Agrophotovoltaik (APV) ist nicht ein Positions-Ausdruck contra Photovoltaik, sondern der Begriff dafür, Photovoltaikanlagen auf – oder besser gesagt: über landwirtschaftlichen Flächen zu installieren. Die Wechselwirkungen werden derzeit vom Fraunhofer ISE in mehreren Projekten in Chile und Vietnam untersucht. Die Ergebnisse sind interessant.

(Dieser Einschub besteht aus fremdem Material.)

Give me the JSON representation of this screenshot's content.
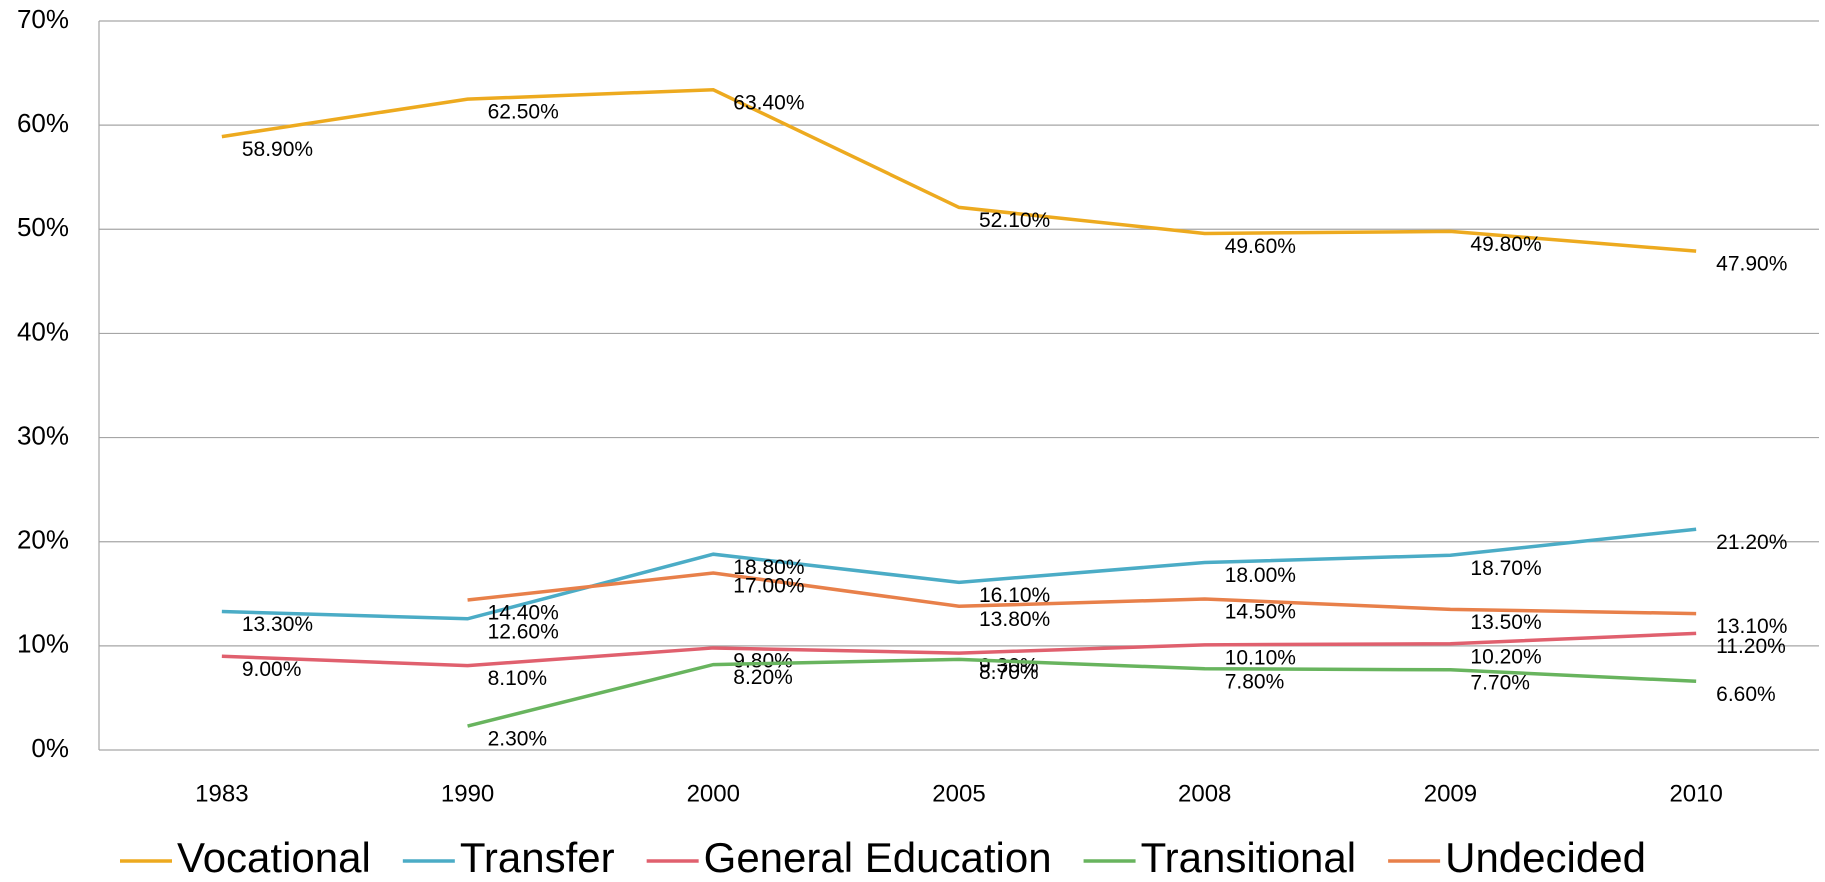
{
  "chart_data": {
    "type": "line",
    "categories": [
      "1983",
      "1990",
      "2000",
      "2005",
      "2008",
      "2009",
      "2010"
    ],
    "series": [
      {
        "name": "Vocational",
        "color": "#edaa1f",
        "values": [
          58.9,
          62.5,
          63.4,
          52.1,
          49.6,
          49.8,
          47.9
        ],
        "value_labels": [
          "58.90%",
          "62.50%",
          "63.40%",
          "52.10%",
          "49.60%",
          "49.80%",
          "47.90%"
        ]
      },
      {
        "name": "Transfer",
        "color": "#4bacc6",
        "values": [
          13.3,
          12.6,
          18.8,
          16.1,
          18.0,
          18.7,
          21.2
        ],
        "value_labels": [
          "13.30%",
          "12.60%",
          "18.80%",
          "16.10%",
          "18.00%",
          "18.70%",
          "21.20%"
        ]
      },
      {
        "name": "General Education",
        "color": "#e0606e",
        "values": [
          9.0,
          8.1,
          9.8,
          9.3,
          10.1,
          10.2,
          11.2
        ],
        "value_labels": [
          "9.00%",
          "8.10%",
          "9.80%",
          "9.30%",
          "10.10%",
          "10.20%",
          "11.20%"
        ]
      },
      {
        "name": "Transitional",
        "color": "#68b45e",
        "values": [
          null,
          2.3,
          8.2,
          8.7,
          7.8,
          7.7,
          6.6
        ],
        "value_labels": [
          null,
          "2.30%",
          "8.20%",
          "8.70%",
          "7.80%",
          "7.70%",
          "6.60%"
        ]
      },
      {
        "name": "Undecided",
        "color": "#e8804a",
        "values": [
          null,
          14.4,
          17.0,
          13.8,
          14.5,
          13.5,
          13.1
        ],
        "value_labels": [
          null,
          "14.40%",
          "17.00%",
          "13.80%",
          "14.50%",
          "13.50%",
          "13.10%"
        ]
      }
    ],
    "ylim": [
      0,
      70
    ],
    "yticks": [
      {
        "value": 0,
        "label": "0%"
      },
      {
        "value": 10,
        "label": "10%"
      },
      {
        "value": 20,
        "label": "20%"
      },
      {
        "value": 30,
        "label": "30%"
      },
      {
        "value": 40,
        "label": "40%"
      },
      {
        "value": 50,
        "label": "50%"
      },
      {
        "value": 60,
        "label": "60%"
      },
      {
        "value": 70,
        "label": "70%"
      }
    ],
    "grid": true,
    "legend": "bottom"
  }
}
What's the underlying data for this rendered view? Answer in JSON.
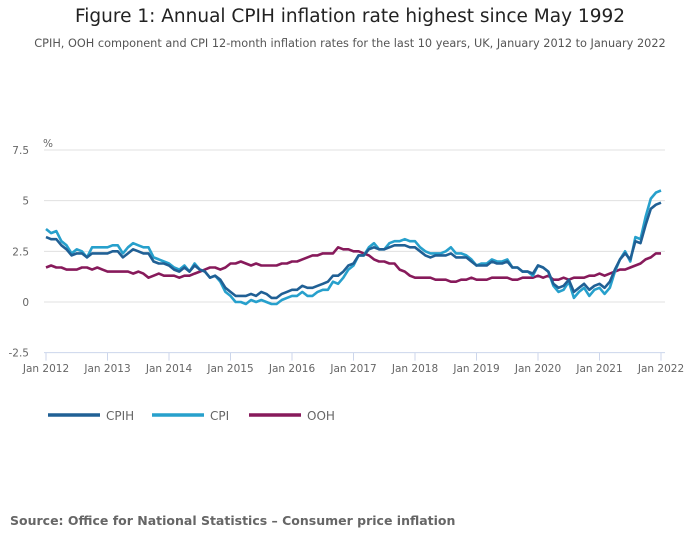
{
  "chart_data": {
    "type": "line",
    "title": "Figure 1: Annual CPIH inflation rate highest since May 1992",
    "subtitle": "CPIH, OOH component and CPI 12-month inflation rates for the last 10 years, UK, January 2012 to January 2022",
    "ylabel": "%",
    "xlabel": "",
    "ylim": [
      -2.5,
      7.5
    ],
    "yticks": [
      "-2.5",
      "0",
      "2.5",
      "5",
      "7.5"
    ],
    "ytick_values": [
      -2.5,
      0,
      2.5,
      5,
      7.5
    ],
    "xticks": [
      "Jan 2012",
      "Jan 2013",
      "Jan 2014",
      "Jan 2015",
      "Jan 2016",
      "Jan 2017",
      "Jan 2018",
      "Jan 2019",
      "Jan 2020",
      "Jan 2021",
      "Jan 2022"
    ],
    "x_range": [
      "Jan 2012",
      "Jan 2022"
    ],
    "x_frequency": "monthly",
    "grid": true,
    "legend_placement": "bottom-left",
    "series": [
      {
        "name": "CPIH",
        "color": "#206095",
        "values": [
          3.2,
          3.1,
          3.1,
          2.8,
          2.6,
          2.3,
          2.4,
          2.4,
          2.2,
          2.4,
          2.4,
          2.4,
          2.4,
          2.5,
          2.5,
          2.2,
          2.4,
          2.6,
          2.5,
          2.4,
          2.4,
          2.0,
          1.9,
          1.9,
          1.8,
          1.6,
          1.5,
          1.7,
          1.5,
          1.8,
          1.6,
          1.5,
          1.2,
          1.3,
          1.1,
          0.7,
          0.5,
          0.3,
          0.3,
          0.3,
          0.4,
          0.3,
          0.5,
          0.4,
          0.2,
          0.2,
          0.4,
          0.5,
          0.6,
          0.6,
          0.8,
          0.7,
          0.7,
          0.8,
          0.9,
          1.0,
          1.3,
          1.3,
          1.5,
          1.8,
          1.9,
          2.3,
          2.3,
          2.6,
          2.7,
          2.6,
          2.6,
          2.7,
          2.8,
          2.8,
          2.8,
          2.7,
          2.7,
          2.5,
          2.3,
          2.2,
          2.3,
          2.3,
          2.3,
          2.4,
          2.2,
          2.2,
          2.2,
          2.0,
          1.8,
          1.8,
          1.8,
          2.0,
          1.9,
          1.9,
          2.0,
          1.7,
          1.7,
          1.5,
          1.5,
          1.4,
          1.8,
          1.7,
          1.5,
          0.9,
          0.7,
          0.8,
          1.1,
          0.5,
          0.7,
          0.9,
          0.6,
          0.8,
          0.9,
          0.7,
          1.0,
          1.6,
          2.1,
          2.4,
          2.1,
          3.0,
          2.9,
          3.8,
          4.6,
          4.8,
          4.9
        ]
      },
      {
        "name": "CPI",
        "color": "#27a0cc",
        "values": [
          3.6,
          3.4,
          3.5,
          3.0,
          2.8,
          2.4,
          2.6,
          2.5,
          2.2,
          2.7,
          2.7,
          2.7,
          2.7,
          2.8,
          2.8,
          2.4,
          2.7,
          2.9,
          2.8,
          2.7,
          2.7,
          2.2,
          2.1,
          2.0,
          1.9,
          1.7,
          1.6,
          1.8,
          1.5,
          1.9,
          1.6,
          1.5,
          1.2,
          1.3,
          1.0,
          0.5,
          0.3,
          0.0,
          0.0,
          -0.1,
          0.1,
          0.0,
          0.1,
          0.0,
          -0.1,
          -0.1,
          0.1,
          0.2,
          0.3,
          0.3,
          0.5,
          0.3,
          0.3,
          0.5,
          0.6,
          0.6,
          1.0,
          0.9,
          1.2,
          1.6,
          1.8,
          2.3,
          2.3,
          2.7,
          2.9,
          2.6,
          2.6,
          2.9,
          3.0,
          3.0,
          3.1,
          3.0,
          3.0,
          2.7,
          2.5,
          2.4,
          2.4,
          2.4,
          2.5,
          2.7,
          2.4,
          2.4,
          2.3,
          2.1,
          1.8,
          1.9,
          1.9,
          2.1,
          2.0,
          2.0,
          2.1,
          1.7,
          1.7,
          1.5,
          1.5,
          1.3,
          1.8,
          1.7,
          1.5,
          0.8,
          0.5,
          0.6,
          1.0,
          0.2,
          0.5,
          0.7,
          0.3,
          0.6,
          0.7,
          0.4,
          0.7,
          1.5,
          2.1,
          2.5,
          2.0,
          3.2,
          3.1,
          4.2,
          5.1,
          5.4,
          5.5
        ]
      },
      {
        "name": "OOH",
        "color": "#871a5b",
        "values": [
          1.7,
          1.8,
          1.7,
          1.7,
          1.6,
          1.6,
          1.6,
          1.7,
          1.7,
          1.6,
          1.7,
          1.6,
          1.5,
          1.5,
          1.5,
          1.5,
          1.5,
          1.4,
          1.5,
          1.4,
          1.2,
          1.3,
          1.4,
          1.3,
          1.3,
          1.3,
          1.2,
          1.3,
          1.3,
          1.4,
          1.5,
          1.6,
          1.7,
          1.7,
          1.6,
          1.7,
          1.9,
          1.9,
          2.0,
          1.9,
          1.8,
          1.9,
          1.8,
          1.8,
          1.8,
          1.8,
          1.9,
          1.9,
          2.0,
          2.0,
          2.1,
          2.2,
          2.3,
          2.3,
          2.4,
          2.4,
          2.4,
          2.7,
          2.6,
          2.6,
          2.5,
          2.5,
          2.4,
          2.3,
          2.1,
          2.0,
          2.0,
          1.9,
          1.9,
          1.6,
          1.5,
          1.3,
          1.2,
          1.2,
          1.2,
          1.2,
          1.1,
          1.1,
          1.1,
          1.0,
          1.0,
          1.1,
          1.1,
          1.2,
          1.1,
          1.1,
          1.1,
          1.2,
          1.2,
          1.2,
          1.2,
          1.1,
          1.1,
          1.2,
          1.2,
          1.2,
          1.3,
          1.2,
          1.3,
          1.1,
          1.1,
          1.2,
          1.1,
          1.2,
          1.2,
          1.2,
          1.3,
          1.3,
          1.4,
          1.3,
          1.4,
          1.5,
          1.6,
          1.6,
          1.7,
          1.8,
          1.9,
          2.1,
          2.2,
          2.4,
          2.4
        ]
      }
    ]
  },
  "source": "Source: Office for National Statistics – Consumer price inflation"
}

In Chile laufen derzeit drei Forschungsprojekte, Photovoltaik in der Landwirtschaft einzusetzen. Bild: Fraunhofer ISE

Die Überspannung von Agrarflächen mit Photovoltaik ist ein Thema, das offenbar erstaunliche Ergebnisse resultiert. Bild: Hofgemeinschaft Heggelbach

 

In einem APV-Pilotprojekt in Kooperation mit Fraunhofer Chile, das im Frühjahr 2018 abgeschlossen wurde, wurden drei APV-Anlagen mit einer Leistung von je 13 kW in den Gemeinden El Monte, Curacaví und Lampa getestet. In dem Projekt wird untersucht, welche Kulturpflanzen von einer weniger starken Sonneneinstrahlung profitieren. Sensoren erfassen meteorologische Daten wie Sonneneinstrahlung und Luftfeuchte, aber auch Bodenfeuchte und –temperatur.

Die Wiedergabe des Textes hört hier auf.